Can't pass smog

sensors

#1

I own a 2005 Hyundai Sonata. I am unable to pass smog in California because of the OBD system isn’t ready. Mechanics simply tell me to drive it and I looked up the drive cycles for the car and tried to follow them as best I could but it still won’t pass. I’ve gone to a smog referee and the DMV to file for an extension (which is now over) and I still can’t pass smog. Every mechanic, including the dealership, don’t know what’s wrong with the car and won’t even attempt to repair it because it is such a general error. The techs on the smog hotline told me it is the O2 sensor and the catalytic sensor but when I tell this to the mechanics they still won’t repair it because they don’t know what to fix because there are so many sensors. What do I do?


#2

A lot of talking without specifics is happening here. I wonder why nobody can test anything but they can stay smog certified. Leave a comment with the codes if you know them. Somebody knows how to test things so your mission, should you accept it, is to find that person. The secretary will disallow all knowledge…


#3

Is the Check Engine light on? Or is it simply not ‘emissions-ready’? The monitors for the evap system and cat system need to collect data from different driving conditions before they are ‘emissions-ready’. Drive cycle instructions usually will get the correct data in the system in the shortest amount of time, usually within the drive cycle. Normal driving usually gets the correct data within a few days. If the monitors are still not ‘emissions-ready’ within a week, there is a problem. First thing to do is check all the fuses. The ECM needs keep-alive memory in order to maintain the data for the readiness monitors. If the fuse is blown, it continually resets itself.


#4

You need to find a real mechanic who specializes in this type of work… Knuckles pointed out one likely cause, the “computer” (ECM) is losing voltage when you turn the key off…A blown fuse is the likely cause…


#5

Do you know if its only the oxygen sensor and catalyst monitors not setting or all monitors unset? If it is just the 2 the ecm memory is good. If it is just O2 and cat I would find a shop that has a Pico scope and have them watch the waveforms for all the O2 sensors. It sounds like you have one that is going bad, just not bad enouh to set a code. I will try to see if there are any know issues with these at work today.

Steve


#6

I would think that those mechanics would be or should be awfully embarrassed if Caddyman is right and its only a fuse. I would be.


#7

Here is an older drive cycle www.google.com/url?sa=t&source=web&cd=6&ved=0CDEQFjAF&url=http%3A%2F%2Fwww.obdclearinghouse.com%2Fdocuments%2Fnewdocuments%2Fhyundai%2Fsonata%2F0236030.pdf&rct=j&q=05%20hyundai%20will%20not%20run%20monitors&ei=XT3sU4usJY3soAT8uIKgBA&usg=AFQjCNE1jphdMEk0FblwHrFnBfj981Qg1w&sig2=csa1UoK3Vu7awQD5-jUqSA&bvm=bv.73231344,d.cGU
try it or contacting your local hyundai dealer to confirm it is accurate


#8

Sorry link did not copy obdclearinghouse.com has the drive cycle to run monitors.


#9

you know, I ve never had a mechanic tell me he would not repair my problem without telling me about someone who would, yet it seems to be a fairly common complaint here.

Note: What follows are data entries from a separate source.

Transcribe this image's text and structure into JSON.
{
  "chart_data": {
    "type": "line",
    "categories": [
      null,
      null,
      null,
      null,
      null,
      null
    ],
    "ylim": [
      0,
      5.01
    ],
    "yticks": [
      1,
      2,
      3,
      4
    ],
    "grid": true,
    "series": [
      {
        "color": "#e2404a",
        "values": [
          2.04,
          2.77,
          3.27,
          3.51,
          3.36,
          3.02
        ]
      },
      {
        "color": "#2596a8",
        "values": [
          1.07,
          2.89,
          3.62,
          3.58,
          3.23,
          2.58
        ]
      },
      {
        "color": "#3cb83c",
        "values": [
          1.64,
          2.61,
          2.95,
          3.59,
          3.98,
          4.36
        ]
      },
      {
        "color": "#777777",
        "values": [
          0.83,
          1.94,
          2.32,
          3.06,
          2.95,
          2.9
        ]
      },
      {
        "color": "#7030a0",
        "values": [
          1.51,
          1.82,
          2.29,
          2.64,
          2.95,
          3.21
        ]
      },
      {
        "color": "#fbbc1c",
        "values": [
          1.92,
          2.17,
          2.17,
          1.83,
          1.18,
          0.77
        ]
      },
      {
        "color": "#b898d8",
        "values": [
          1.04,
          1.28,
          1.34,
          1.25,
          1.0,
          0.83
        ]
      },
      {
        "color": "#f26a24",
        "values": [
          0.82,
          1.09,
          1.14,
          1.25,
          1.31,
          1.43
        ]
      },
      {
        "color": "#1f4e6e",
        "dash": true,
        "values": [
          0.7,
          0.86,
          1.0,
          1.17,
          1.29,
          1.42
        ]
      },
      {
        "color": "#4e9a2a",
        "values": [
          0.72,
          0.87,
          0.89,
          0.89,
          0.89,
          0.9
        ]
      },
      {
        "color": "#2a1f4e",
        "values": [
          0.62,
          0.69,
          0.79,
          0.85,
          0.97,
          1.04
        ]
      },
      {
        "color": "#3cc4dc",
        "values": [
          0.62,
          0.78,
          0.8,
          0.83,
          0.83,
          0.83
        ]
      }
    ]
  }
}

do you pros often refuse to work on otherwise safe cars without recommending someone else?


#10

There is probably more to this story…In CA, everybody passes the smog test one way or another…This may be a money issue more than a mechanics will or skill…


#11

yeah, I can see how that might be


#12

if you go to a shop and tell them you want a couple of sensors changed, I can t see them saying no. they might tell you that they offer no guarantee of results, but if you have a specific request to change a part, why would they turn down easy money?

the fuse thing seems a reasonable thing to check first. I always check the simplest or cheapest possible cause first as a rule. even if it is not the cause you lose little and possibly gain much


#13

As a matter of fact, plenty of people fail smog here in California

There are plenty of smog techs who don’t want to risk their license, and the shop’s reputation, by breaking the rules

As far as I know, the “authorities” send spies to smog shops to see if they’re on the level, taking shortcuts, taking bribes, etc.


#14

Anyone with a laptop and $30-$40 for a USB adapter cable and a diagnostic program can plug into the OBD-II port and monitor their cars engine performance and emissions related problems, codes, settings…If the ECM is “unready to test” then the reason for this can be quickly determined and the problem corrected…They have been doing this in California for 35 years or more…It was once considered rocket science but not any more…


#15

Running monitors is not always a simple task, certian drive patterns have to be followed for the monitors to run some of which are very difficult to duplicate.

Any shop that simply replaces parts is looking for trouble. If the parts you install dont fix the problem you become the bad guy even though you only did what the customer asked. I have seen many shops deal with this nightmare.

Its true there are shops that will cheat the smog checks, many get caught and the fines and the penalities are not worth it. My smog license provides me an advantage over many techs out there. I much rather fix cars than pay fines to the state.